Everyone assumes that Preckwinkle, the most universally liked elected official in Chicago, must be planning to convert her popularity into a higher office, either mayor of Chicago, governor of Illinois, or United States senator.
Wrote Laura Washington in Monday’s Sun-Times:
Preckwinkle’s name is the No. 1 whisper for Illinois governor in 2014. She knocked down that theory with a chuckle.
“I’ve got the job I spent two years running for, and I’m going to run for re-election,” she said.
Preckwinkle says she wants no part of the heavy lifting and travel of a statewide post: “I like sleeping in my own bed every night.”
She could run for mayor and still accomplish that goal. Don’t count her out on that one.
Or she could run to succeed Sen. Dick Durbin, if the rumors are true that he is planning to retire in 2014.
Whatever office she runs for, race will not be an issue. Part of it is that Preckwinkle represented Kenwood and Hyde Park on the City Council for 20 years. No neighborhood in America is better at preparing a black politician to appeal to a multi-racial constituency. Two of the three black senators elected since Reconstruction -- Carol Moseley Braun and Barack Obama -- came from Hyde Park.
Part of it is that she’ll be following in the footsteps of Obama, a post-racial politician who assured blacks that he was one of them while simultaneously assuring whites that he wasn’t one of *them.*
And part of it is Preckwinkle herself. Preckwinkle grew up in Minnesota, has a white husband, and does not give off any particular ethnic vibe. She really doesn’t give off any vibe whatsoever. With her short hair, sack suits, round eyeglasses, sensible shoes, and monotone voice, Preckwinkle is, in every sense of the word, a colorless public servant.
Preckwinkle has already rehearsed the kind of campaign she’d need to run to win statewide. As a candidate for Cook County Board President, Preckwinkle split the black vote with Dorothy Brown and Todd Stroger. She won by piling up votes in white wards and townships. Brown and Stroger couldn’t get white votes, and Terrence O’Brien couldn’t get black votes, but Preckwinkle got both.
“From the very beginning, we decided we were going to run a campaign that was countywide and not parochial, provincial, ethnic-based, geographic-based,” Preckwinkle told Ward Room in 2010. “There’s some places that I went that I saw Todd or Dorothy and Terry wasn’t there, and some places that I went that only Terry and I were there.”
As for the example of Obama, “I think I surely benefited from the fact that many of these voters had voted for an African-American for president, but we had to make our case ourselves.”

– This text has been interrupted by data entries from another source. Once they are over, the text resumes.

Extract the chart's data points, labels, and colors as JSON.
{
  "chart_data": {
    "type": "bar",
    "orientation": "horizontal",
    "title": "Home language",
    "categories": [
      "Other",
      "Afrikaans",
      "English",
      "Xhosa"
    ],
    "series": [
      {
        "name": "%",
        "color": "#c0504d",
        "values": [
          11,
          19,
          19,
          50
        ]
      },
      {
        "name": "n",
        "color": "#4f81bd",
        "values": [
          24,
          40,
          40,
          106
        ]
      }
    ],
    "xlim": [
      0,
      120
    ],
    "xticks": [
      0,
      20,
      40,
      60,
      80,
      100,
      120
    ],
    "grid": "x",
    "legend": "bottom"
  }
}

There will be nothing remarkable about Preckwinkle becoming mayor or senator -- we’ve had a black mayor and three black senators. As governor, she’d be the third black governor since Reconstruction. (The only current black governor, Deval Patrick, grew up on the South Side, but in the Robert Taylor Homes.) She would also be the first black female governor.
But making that kind of statement doesn’t matter to Preckwinkle, which is why she could do it, if she chooses.